Однако трейдеры подвержены порче. Мы имеем некоторые общие характеристики, но мы не одинаковые. Когда речь идет об исполнении приказов клиентов, некоторые брокеры в яме настоящие эксперты, но они не могут самостоятельно торговать, не имея чужих приказов. Есть локалы, великолепные в скальпинге, но никогда не заключающие позиционных сделок, основанных на собственном рыночном мнении. Между трейдерами большие различия не только в способностях, но и в стиле, и темпераменте.

Однако у очень хороших в профессиональном плане трейдеров есть одна общая особенность: как только они изучили технику чтения рынка, почувствовали поток приказов на пол и понимание технического анализа, они могут торговать чем угодно. Не имеет никакого значения, что это – бонды, фьючерсы на фондовый индекс, валюты или даже сельскохозяйственные контракты. Если эти контракты обладают достаточной ликвидностью и волатильностью, трейдер-эксперт может покупать их и продавать. Мне часто говорят, что я бы торговал фьючерсами на конский навоз, если бы у них была достаточная ликвидность и волатильность. Если существует возможность торговать, не важно, что является базовым наличным рынком…
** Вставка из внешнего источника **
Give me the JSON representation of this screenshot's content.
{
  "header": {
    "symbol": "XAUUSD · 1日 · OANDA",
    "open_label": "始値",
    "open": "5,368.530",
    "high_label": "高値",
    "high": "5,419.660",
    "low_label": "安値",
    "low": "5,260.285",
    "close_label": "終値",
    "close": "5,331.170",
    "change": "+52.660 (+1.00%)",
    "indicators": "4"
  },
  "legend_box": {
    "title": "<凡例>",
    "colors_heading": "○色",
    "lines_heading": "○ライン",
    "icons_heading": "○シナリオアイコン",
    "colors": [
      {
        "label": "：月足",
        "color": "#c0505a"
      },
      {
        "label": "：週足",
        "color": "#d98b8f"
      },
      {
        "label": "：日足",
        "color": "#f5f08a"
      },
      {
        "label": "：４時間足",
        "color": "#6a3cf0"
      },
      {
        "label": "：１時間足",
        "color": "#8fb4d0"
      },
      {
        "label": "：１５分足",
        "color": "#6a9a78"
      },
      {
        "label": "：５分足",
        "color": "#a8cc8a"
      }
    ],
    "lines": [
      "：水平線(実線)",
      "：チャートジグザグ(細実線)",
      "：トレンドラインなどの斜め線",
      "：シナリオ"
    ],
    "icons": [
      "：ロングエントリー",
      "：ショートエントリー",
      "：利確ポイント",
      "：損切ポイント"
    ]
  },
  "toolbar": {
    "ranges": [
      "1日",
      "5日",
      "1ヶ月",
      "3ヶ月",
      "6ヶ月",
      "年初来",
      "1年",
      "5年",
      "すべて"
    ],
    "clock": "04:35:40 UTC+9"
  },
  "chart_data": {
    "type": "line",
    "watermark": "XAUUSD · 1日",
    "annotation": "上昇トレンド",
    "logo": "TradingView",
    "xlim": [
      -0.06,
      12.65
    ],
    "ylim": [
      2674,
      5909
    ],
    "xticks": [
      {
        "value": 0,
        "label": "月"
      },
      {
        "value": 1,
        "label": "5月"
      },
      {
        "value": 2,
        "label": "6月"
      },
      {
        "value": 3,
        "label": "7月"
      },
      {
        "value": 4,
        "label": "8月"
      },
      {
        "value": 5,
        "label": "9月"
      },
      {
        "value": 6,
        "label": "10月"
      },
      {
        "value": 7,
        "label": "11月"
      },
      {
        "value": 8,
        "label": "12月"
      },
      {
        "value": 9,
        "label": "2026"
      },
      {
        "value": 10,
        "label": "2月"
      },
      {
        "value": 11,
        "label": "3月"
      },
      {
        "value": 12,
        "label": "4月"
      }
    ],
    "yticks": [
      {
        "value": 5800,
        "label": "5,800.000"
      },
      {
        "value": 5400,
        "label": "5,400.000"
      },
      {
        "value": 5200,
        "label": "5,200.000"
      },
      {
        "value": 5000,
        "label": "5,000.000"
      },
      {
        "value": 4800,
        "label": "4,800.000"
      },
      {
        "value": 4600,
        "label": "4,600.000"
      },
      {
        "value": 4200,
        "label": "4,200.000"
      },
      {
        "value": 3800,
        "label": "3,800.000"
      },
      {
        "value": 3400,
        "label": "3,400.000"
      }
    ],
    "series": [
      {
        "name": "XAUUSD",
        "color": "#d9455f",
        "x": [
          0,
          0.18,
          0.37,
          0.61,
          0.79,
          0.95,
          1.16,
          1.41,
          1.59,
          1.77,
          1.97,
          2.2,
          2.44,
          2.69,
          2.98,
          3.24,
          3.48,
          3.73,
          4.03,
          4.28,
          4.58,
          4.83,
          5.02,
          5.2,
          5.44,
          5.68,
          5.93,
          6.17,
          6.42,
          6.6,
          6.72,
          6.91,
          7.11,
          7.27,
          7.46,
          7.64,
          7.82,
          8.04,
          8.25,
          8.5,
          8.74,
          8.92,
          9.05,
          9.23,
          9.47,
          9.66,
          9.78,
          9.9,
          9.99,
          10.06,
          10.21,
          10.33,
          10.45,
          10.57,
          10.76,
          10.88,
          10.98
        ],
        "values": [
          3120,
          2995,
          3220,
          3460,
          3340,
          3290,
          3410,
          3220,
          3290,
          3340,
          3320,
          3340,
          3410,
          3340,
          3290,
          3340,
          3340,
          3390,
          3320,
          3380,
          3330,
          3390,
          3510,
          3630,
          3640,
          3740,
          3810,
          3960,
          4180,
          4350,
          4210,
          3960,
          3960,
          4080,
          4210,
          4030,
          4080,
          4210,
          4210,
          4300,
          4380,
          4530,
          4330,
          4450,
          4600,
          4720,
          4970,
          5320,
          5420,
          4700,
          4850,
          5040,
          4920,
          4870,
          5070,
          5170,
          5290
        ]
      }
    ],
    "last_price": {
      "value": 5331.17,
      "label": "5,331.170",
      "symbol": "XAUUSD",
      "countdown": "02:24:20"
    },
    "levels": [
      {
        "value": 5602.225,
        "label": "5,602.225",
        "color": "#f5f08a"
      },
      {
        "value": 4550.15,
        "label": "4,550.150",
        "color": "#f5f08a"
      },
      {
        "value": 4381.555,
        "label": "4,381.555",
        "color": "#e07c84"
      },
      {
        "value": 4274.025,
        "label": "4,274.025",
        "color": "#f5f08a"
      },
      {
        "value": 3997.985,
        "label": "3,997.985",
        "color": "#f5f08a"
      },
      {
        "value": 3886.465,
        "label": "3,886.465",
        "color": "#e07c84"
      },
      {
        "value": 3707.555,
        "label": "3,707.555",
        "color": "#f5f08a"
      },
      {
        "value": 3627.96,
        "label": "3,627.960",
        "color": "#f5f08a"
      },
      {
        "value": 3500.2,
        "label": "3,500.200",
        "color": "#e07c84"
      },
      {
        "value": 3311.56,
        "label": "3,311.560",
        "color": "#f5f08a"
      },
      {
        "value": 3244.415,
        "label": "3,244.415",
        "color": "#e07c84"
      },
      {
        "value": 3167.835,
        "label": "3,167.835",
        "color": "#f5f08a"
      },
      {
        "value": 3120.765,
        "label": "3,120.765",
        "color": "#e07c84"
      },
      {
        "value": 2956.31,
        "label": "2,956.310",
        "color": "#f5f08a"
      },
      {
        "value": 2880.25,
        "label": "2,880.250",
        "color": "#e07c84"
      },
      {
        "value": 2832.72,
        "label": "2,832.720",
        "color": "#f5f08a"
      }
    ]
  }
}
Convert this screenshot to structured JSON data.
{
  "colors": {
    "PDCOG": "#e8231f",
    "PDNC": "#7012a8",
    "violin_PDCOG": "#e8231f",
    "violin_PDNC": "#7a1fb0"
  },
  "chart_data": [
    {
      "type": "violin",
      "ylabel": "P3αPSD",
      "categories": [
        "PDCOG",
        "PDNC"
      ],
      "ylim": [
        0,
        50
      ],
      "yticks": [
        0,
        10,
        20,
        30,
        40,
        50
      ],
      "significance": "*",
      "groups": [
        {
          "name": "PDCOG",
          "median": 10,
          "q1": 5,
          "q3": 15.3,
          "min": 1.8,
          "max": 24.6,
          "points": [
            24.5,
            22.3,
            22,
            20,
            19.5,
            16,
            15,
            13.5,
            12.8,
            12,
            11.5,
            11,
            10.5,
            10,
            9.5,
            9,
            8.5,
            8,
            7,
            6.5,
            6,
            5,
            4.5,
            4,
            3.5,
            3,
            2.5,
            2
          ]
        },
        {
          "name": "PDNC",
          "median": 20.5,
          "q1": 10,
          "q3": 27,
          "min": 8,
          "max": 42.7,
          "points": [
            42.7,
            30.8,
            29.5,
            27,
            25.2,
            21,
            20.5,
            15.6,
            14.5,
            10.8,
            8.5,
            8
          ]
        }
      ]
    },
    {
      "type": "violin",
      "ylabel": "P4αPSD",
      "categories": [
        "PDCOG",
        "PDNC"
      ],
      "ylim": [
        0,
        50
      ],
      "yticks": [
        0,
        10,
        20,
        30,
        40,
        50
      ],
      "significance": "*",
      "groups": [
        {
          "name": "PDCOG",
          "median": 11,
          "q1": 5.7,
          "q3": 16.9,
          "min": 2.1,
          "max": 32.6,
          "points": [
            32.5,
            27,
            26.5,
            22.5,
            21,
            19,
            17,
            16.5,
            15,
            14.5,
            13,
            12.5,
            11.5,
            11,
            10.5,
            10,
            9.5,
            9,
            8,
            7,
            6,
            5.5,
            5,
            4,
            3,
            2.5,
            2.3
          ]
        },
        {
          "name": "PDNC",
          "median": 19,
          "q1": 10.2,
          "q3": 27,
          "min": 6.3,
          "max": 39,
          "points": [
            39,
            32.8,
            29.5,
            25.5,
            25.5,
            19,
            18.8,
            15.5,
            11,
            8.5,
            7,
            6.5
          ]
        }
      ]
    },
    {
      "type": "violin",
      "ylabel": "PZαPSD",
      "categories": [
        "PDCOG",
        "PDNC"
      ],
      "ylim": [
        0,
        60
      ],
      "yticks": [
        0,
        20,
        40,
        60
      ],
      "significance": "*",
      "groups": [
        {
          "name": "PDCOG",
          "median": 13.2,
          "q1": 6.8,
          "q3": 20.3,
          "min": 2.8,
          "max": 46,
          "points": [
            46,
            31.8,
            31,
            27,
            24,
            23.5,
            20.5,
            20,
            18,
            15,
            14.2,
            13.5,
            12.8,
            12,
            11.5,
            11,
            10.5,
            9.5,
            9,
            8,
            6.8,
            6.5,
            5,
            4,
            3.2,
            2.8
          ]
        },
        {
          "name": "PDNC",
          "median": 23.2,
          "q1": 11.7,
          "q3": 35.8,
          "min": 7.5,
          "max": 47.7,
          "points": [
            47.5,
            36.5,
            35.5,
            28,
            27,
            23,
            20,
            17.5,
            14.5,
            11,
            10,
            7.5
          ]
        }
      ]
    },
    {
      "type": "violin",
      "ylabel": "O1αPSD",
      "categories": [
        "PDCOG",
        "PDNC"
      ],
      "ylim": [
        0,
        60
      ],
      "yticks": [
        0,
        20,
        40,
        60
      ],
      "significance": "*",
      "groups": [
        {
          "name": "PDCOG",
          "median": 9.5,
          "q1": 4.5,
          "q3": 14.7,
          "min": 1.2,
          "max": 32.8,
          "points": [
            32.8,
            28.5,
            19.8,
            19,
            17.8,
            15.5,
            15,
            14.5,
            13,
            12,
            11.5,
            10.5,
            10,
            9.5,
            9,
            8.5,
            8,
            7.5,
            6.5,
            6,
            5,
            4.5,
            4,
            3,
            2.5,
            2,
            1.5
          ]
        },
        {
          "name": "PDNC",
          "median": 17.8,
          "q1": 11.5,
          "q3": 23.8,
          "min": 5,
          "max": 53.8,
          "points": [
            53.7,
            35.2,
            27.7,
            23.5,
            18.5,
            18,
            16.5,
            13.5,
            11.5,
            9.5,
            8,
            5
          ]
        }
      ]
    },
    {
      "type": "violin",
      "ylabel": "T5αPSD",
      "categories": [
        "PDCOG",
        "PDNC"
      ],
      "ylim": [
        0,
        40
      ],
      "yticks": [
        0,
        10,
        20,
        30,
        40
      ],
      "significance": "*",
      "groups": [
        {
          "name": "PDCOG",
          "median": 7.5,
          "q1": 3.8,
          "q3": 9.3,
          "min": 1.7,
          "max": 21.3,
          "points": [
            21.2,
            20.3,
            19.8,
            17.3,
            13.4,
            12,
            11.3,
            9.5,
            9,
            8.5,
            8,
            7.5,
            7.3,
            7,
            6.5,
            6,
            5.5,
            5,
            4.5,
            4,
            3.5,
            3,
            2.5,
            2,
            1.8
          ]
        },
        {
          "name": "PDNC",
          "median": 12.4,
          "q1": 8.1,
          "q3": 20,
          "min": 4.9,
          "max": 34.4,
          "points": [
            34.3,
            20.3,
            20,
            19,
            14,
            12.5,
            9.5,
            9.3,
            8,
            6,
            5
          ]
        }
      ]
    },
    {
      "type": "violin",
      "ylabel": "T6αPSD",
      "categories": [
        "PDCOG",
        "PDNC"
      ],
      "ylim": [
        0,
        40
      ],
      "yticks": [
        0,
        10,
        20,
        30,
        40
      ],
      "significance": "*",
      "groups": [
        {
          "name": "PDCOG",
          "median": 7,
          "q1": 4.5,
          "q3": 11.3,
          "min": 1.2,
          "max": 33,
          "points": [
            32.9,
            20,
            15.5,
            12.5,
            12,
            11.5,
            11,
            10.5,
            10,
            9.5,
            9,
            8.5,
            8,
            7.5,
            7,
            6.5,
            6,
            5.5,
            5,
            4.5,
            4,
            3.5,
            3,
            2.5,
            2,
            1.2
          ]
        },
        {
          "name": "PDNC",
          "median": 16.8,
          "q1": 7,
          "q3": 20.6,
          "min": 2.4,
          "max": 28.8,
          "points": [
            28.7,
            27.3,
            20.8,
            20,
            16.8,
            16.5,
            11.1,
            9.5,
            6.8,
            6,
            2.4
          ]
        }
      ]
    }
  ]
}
Большую часть своей карьеры я стоял в яме S&P, поскольку это моя специальность. Именно здесь я впервые заработал себе имя в качестве ордер-филлера, а позже в качестве локала. Этот контракт с самого начала был контрактом, которым надо торговать. Именно поэтому, глядя на сегодняшнюю S&Р-яму, я не могу избавиться от чувства, как будто я старый бык в загоне для молодняка. Я вижу так много новых лиц, из которых многие жаждут сцепиться со мной рогами. Я знаю тягу к торговле. Я знаю ее привлекательность. И я знаю, против чего восстают эти новые игроки. Кто-то останется, кто-то покинет арену, а кто-то просто исчезнет.

Я помню давно прошедшие годы, когда я начал чувствовать, что становлюсь в отношении ямы немного параноиком. Я должен был торговать, как вдруг абсолютно внезапно заметил двух или трех молодых трейдеров, стоящих у края ямы и наблюдающих за мной. Когда я смотрел на них, они отводили взгляды. Несколько минут спустя они снова стояли, уставившись на меня.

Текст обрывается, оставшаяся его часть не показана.